The group of Carts – perhaps the most pivotal within the comprehensive work array – maintains a clear ironic affinity to the modes of matter transformation and refinement developed by Brancusi; to the metamorphoses of a motif from one material realization to the next, where each materialization is tantamount to a leap forward in term of the sublimation of matter through its refinement. In Gechtman's case, the metamorphosis of the group of Carts – illustrating a metamorphosis from childhood to mourning (the first is improvised the way children devise things to play with, the second is already coated with marble-patterned formica, and the subsequent ones are made of unrefined synthetic marble cast with increasing degrees of bluntness) – leads, by way of inversion, the more condensed it becomes, to a growing discordance with regard to the original event. This discordance culminates in the near scream of the last Cart (including in the current cycle of works), that has reddened in color, covering the impression it was made in a single, undifferentiated flux of color-matter that had congealed. In the current group of works, the use of the ready-made – beauty parlor equipment acting as hospital equipment whose authoritative qualities it wishes to imitate – is polarized to its original application by Duchamp as a means for opening up, liberating the unconscious through an unplanned and indifferent encounter with a mass-produced object. Here, as in many other cases (possibly the majority of post-Duchamp instances), the ready made formula serves a theatrical set-up; its products become objects devoid of a revelatory potential, props on a stage of death.
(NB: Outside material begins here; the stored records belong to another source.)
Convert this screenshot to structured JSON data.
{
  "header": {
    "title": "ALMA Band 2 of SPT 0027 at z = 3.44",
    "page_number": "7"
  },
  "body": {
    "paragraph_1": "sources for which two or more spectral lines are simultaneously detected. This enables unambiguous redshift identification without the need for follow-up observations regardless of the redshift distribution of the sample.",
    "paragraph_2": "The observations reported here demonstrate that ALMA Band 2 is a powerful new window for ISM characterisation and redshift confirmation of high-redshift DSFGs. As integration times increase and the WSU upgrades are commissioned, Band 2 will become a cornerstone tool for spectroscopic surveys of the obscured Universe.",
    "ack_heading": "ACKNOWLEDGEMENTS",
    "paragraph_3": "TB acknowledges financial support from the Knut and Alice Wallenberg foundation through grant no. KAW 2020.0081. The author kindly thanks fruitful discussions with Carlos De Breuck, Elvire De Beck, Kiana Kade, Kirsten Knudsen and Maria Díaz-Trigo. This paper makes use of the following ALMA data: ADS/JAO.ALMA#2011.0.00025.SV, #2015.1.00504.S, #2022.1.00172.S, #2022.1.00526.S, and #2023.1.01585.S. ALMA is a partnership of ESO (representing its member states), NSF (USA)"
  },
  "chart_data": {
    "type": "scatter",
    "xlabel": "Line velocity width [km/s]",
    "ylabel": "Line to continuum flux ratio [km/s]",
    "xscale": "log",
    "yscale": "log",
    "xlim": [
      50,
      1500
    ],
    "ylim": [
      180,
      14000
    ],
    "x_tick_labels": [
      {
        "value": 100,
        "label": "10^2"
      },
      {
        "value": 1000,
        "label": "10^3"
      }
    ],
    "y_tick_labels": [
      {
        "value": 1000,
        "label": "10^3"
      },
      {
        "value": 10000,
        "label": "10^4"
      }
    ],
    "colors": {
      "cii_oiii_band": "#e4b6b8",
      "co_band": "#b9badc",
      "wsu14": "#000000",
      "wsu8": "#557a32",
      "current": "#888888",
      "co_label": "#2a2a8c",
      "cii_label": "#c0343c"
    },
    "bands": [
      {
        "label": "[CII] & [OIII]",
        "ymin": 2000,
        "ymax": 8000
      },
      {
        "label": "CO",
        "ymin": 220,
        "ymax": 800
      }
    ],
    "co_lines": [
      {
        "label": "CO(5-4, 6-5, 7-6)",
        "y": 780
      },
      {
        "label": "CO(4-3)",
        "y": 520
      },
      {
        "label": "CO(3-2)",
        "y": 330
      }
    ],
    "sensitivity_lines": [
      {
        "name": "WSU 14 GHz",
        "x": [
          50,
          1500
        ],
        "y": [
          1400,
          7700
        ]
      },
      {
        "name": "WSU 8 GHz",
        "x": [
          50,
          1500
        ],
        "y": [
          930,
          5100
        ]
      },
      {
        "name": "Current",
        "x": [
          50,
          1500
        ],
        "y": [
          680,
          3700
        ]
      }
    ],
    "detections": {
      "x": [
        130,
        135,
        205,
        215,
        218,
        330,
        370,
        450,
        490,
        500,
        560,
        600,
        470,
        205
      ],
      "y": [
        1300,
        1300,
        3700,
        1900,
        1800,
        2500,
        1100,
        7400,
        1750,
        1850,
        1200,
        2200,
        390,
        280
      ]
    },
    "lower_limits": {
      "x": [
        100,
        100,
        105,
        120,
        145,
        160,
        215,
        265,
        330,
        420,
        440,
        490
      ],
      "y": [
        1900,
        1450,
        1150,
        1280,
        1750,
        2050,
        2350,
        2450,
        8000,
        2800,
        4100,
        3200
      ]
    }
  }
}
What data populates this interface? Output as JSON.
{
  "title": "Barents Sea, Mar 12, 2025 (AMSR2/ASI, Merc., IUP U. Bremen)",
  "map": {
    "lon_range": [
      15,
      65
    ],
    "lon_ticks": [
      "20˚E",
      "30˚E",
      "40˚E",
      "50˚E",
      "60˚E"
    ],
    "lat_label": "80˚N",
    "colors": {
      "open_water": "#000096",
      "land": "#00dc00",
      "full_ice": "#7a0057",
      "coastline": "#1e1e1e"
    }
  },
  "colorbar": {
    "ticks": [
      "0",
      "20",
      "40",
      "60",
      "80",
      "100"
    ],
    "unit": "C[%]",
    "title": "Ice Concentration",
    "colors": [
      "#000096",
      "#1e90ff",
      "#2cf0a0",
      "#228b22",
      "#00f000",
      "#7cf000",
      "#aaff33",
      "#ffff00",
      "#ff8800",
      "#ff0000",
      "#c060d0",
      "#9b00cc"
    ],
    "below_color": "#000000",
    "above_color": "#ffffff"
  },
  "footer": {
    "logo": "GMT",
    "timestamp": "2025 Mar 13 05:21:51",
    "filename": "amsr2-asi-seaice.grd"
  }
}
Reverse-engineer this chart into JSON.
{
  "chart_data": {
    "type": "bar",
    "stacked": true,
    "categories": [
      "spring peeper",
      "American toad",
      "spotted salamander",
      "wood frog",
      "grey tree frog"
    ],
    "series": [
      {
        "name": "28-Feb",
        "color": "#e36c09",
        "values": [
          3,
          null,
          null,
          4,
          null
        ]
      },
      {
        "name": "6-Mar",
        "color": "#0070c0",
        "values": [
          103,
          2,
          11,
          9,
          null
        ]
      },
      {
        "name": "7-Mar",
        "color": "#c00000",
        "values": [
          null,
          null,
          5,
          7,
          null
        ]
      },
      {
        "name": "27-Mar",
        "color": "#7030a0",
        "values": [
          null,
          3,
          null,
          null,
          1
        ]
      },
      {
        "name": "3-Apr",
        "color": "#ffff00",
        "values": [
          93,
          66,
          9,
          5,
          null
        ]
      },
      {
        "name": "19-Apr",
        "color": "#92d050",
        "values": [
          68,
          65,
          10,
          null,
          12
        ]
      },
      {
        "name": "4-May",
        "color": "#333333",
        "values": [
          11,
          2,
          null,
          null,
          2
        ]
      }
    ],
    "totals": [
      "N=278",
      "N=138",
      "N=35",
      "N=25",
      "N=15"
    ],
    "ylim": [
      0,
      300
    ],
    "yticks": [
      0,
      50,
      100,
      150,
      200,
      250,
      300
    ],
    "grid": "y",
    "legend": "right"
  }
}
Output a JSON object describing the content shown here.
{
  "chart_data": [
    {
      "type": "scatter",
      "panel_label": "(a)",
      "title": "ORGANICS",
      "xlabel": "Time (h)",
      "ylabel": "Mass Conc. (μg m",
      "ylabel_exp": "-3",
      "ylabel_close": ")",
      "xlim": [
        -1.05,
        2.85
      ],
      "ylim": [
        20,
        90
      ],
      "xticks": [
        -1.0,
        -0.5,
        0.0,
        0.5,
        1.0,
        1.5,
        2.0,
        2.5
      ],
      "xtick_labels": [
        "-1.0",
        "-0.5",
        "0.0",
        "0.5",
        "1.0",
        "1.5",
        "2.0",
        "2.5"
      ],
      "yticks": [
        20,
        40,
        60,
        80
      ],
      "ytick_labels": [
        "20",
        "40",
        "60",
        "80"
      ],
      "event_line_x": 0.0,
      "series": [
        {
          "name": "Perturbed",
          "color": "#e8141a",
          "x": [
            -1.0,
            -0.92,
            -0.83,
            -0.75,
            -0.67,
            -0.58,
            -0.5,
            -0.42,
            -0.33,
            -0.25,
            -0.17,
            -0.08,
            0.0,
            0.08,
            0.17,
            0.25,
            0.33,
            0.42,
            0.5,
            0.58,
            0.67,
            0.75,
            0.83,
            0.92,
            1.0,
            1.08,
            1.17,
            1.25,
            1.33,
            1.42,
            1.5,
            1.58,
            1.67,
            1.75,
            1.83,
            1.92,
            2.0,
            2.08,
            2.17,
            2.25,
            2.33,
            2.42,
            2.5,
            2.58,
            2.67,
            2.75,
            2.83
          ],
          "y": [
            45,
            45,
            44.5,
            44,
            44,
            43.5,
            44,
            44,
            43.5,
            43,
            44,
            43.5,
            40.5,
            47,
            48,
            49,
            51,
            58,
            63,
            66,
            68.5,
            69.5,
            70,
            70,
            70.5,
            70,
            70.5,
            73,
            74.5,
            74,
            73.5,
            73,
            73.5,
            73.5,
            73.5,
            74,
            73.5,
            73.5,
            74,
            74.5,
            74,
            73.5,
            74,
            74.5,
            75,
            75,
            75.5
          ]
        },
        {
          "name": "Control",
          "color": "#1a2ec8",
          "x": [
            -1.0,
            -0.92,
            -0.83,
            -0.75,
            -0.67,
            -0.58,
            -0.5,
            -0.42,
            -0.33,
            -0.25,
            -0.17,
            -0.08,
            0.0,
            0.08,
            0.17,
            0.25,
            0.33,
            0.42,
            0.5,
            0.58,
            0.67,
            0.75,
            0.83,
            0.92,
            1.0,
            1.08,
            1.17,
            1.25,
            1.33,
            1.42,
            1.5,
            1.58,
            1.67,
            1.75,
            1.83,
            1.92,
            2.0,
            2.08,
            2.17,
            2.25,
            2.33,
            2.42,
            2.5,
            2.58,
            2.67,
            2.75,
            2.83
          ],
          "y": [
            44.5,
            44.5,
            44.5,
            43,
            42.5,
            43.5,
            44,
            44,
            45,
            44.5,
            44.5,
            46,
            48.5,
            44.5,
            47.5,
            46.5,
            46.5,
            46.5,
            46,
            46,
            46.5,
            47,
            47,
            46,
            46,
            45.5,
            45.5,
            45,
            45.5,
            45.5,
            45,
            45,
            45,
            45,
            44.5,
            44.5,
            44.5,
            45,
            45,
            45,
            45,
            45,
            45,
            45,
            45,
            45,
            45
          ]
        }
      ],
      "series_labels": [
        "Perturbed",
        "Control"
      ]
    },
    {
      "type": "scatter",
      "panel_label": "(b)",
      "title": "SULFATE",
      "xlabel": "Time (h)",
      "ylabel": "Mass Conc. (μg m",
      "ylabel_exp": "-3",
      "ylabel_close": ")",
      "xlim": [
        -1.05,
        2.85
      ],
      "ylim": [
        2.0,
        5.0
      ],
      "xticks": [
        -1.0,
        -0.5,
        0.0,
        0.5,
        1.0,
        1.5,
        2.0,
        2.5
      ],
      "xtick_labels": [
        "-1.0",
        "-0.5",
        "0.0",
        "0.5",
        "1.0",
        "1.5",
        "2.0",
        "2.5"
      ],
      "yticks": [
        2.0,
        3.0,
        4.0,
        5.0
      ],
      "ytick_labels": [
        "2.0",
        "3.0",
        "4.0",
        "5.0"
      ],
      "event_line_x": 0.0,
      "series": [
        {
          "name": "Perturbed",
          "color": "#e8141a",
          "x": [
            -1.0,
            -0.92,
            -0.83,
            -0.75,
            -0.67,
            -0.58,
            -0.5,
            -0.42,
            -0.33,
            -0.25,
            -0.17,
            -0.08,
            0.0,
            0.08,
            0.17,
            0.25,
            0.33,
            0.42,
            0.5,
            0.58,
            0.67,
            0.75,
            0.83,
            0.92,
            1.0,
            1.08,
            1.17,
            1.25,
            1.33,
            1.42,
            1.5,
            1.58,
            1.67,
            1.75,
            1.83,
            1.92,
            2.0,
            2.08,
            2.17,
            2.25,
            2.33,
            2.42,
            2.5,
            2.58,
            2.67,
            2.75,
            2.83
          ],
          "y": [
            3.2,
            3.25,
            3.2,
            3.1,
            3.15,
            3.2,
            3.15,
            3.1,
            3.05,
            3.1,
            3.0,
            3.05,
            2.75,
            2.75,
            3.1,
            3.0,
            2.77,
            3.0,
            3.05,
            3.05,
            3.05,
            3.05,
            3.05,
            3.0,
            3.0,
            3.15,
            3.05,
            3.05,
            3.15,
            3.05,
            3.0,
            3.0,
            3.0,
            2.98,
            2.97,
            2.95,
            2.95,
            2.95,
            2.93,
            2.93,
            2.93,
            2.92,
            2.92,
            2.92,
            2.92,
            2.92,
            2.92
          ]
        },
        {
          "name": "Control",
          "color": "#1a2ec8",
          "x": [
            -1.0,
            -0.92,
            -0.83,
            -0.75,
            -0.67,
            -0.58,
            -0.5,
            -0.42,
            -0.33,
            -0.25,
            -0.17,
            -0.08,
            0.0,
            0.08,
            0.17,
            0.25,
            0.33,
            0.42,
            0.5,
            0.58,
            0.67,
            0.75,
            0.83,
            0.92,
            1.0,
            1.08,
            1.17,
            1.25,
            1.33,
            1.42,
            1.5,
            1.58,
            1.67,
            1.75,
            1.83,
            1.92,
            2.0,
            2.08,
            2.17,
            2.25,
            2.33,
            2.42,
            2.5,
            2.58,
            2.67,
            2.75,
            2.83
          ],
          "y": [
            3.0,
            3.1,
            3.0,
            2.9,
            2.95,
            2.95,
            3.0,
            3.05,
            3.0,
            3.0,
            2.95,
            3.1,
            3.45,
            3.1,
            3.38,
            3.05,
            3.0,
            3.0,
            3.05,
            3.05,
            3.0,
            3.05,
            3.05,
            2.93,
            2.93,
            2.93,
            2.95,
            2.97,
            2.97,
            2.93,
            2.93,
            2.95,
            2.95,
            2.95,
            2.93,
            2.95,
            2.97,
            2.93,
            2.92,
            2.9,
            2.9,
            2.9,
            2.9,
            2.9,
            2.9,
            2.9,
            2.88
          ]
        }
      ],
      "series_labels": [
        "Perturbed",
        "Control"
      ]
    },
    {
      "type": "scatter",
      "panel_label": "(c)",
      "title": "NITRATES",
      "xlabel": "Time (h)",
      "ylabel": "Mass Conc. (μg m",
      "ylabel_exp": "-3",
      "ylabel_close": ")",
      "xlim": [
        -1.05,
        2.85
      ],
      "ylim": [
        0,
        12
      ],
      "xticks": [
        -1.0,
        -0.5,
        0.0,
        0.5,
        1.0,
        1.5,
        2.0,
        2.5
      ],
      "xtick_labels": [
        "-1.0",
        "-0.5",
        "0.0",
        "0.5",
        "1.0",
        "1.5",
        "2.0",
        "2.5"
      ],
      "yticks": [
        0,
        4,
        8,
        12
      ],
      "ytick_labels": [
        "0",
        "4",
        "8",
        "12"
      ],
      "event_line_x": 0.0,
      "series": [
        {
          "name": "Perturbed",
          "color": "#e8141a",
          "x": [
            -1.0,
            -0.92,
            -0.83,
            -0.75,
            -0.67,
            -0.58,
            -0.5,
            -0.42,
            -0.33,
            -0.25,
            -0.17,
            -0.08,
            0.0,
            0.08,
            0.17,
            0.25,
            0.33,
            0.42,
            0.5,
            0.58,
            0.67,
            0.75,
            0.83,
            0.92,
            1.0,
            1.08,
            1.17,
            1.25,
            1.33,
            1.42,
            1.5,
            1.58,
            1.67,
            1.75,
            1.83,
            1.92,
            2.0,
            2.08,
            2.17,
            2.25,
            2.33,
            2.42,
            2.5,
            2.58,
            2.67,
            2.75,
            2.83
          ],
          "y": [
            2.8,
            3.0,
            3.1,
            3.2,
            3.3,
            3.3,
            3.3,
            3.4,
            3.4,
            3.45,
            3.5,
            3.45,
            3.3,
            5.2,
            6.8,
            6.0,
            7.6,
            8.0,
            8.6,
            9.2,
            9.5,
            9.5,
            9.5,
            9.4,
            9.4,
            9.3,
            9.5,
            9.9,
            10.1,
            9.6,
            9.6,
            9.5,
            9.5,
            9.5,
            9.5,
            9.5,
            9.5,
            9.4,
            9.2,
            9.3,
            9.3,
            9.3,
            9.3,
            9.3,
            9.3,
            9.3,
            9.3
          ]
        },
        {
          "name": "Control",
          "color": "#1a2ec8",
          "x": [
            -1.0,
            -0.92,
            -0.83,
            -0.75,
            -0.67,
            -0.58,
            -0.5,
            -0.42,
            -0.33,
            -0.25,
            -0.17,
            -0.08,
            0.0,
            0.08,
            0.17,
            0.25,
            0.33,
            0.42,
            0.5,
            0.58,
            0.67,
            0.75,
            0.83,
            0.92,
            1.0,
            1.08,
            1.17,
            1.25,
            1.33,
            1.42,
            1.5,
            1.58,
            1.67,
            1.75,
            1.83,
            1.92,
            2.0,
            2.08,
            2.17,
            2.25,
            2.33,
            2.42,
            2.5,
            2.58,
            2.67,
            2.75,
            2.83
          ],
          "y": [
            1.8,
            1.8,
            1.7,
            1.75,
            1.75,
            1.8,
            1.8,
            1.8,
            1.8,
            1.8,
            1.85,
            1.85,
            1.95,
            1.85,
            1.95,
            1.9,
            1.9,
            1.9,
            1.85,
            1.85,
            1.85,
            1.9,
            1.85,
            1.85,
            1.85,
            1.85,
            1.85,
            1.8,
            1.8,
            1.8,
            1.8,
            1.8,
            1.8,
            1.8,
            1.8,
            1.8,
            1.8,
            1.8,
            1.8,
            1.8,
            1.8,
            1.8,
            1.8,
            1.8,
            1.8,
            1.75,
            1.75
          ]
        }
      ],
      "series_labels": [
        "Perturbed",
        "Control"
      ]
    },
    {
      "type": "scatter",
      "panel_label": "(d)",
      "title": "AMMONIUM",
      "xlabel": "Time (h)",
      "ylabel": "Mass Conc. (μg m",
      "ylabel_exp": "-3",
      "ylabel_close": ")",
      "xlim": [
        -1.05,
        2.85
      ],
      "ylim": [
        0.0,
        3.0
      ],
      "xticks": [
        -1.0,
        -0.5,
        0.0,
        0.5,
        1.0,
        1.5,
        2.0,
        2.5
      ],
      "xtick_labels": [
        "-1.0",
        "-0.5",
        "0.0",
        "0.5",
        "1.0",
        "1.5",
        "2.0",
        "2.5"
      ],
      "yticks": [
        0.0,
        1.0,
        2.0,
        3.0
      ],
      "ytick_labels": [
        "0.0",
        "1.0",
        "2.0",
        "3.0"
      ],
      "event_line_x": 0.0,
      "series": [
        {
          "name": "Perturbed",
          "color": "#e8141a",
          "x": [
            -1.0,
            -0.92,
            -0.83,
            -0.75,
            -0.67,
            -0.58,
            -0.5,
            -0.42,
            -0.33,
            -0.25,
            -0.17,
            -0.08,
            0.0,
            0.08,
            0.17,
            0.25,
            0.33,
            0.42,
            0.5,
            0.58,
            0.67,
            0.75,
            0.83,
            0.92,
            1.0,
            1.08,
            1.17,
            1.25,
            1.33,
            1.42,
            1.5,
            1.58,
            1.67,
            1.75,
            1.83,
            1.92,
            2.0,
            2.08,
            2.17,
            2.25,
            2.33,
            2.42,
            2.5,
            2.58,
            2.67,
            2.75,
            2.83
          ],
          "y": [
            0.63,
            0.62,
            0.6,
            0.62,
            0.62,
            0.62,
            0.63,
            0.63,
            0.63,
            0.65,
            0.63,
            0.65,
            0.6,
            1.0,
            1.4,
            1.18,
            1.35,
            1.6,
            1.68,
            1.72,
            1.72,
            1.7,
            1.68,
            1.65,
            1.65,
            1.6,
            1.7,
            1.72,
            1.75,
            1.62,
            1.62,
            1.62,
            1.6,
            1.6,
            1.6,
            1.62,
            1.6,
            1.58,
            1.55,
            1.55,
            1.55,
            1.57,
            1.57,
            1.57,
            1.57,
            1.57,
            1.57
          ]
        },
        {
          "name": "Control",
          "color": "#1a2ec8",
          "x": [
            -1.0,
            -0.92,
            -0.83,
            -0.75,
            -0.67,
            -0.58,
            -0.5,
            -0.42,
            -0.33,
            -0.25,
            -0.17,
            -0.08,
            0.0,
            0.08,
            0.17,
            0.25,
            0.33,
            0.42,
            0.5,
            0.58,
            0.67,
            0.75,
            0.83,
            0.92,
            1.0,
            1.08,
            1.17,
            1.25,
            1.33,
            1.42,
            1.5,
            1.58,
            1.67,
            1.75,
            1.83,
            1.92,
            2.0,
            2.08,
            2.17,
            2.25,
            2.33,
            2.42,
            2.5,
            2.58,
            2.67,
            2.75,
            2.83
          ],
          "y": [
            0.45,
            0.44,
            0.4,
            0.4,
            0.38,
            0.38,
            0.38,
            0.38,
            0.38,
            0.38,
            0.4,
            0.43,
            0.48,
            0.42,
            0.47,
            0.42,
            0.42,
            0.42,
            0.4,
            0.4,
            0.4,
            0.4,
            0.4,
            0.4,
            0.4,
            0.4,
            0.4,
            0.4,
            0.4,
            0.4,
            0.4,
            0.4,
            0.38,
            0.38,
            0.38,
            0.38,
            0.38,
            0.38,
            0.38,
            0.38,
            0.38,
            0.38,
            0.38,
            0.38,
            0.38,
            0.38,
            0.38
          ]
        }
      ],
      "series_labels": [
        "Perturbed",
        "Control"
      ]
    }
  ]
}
As Gechtman once asserted, the principal motivation for starting this work process stemmed from a desire (of someone whose continued existence in permanently doubted) to convey to his son a certain “heritage” about his father through the sphere of objects by which he has been shaped. A decade after Exposure – at the beginning of his transition from the conceptual research-like period to a period of preoccupation with reification – Gechtman mounted an exhibition revolving around a large photograph of Yotam, his eldest son, still a little boy at the time, lying in his sick-bed. This image came to reinforce the shared fate between father and son, between the origin and the reproduction. The current array forms the dramatic, albeit restrained as always, culmination of Gechtman's œuvre. It was executed during the past year, during and after Yotam's death. The labor of lamenting Yotam is performed through the works, which frame an absence (every detail within them, and all of them together, as an installation), presenting a world that has at once been depleted of life, a place which is all 'after' and 'without'.
 

The current array is to be woven into Mausoleum, into which the work Exposure was likewise incorporated last year, when reconstructed with its accompanying soundtrack – an amplified recording of the artificial valve's beating. The soundtrack accompanying the present cycle of works – which wold form an additional sound accompanying Mausoleum – is that of rhythmical hammer beating in a videotape documenting an act of crushing and milling the letters spelling out the son's name into dust. The pathos, to the degree it is present in the work, resides in the urge (of someone who is outside the scope of faith) to create a set-up touching upon the symbolic; and this symbolic situation, more than being an alternative rite of passage, may signify a secular model of solidarity, of shared fate, under historical circumstances where the father-artist has at his disposal but heap of scraps with which to improvise: some recollections of modernistic sculpture, a cliché or two of secularized religiosity, a degenerate ready-made, plastic fruits, a museum.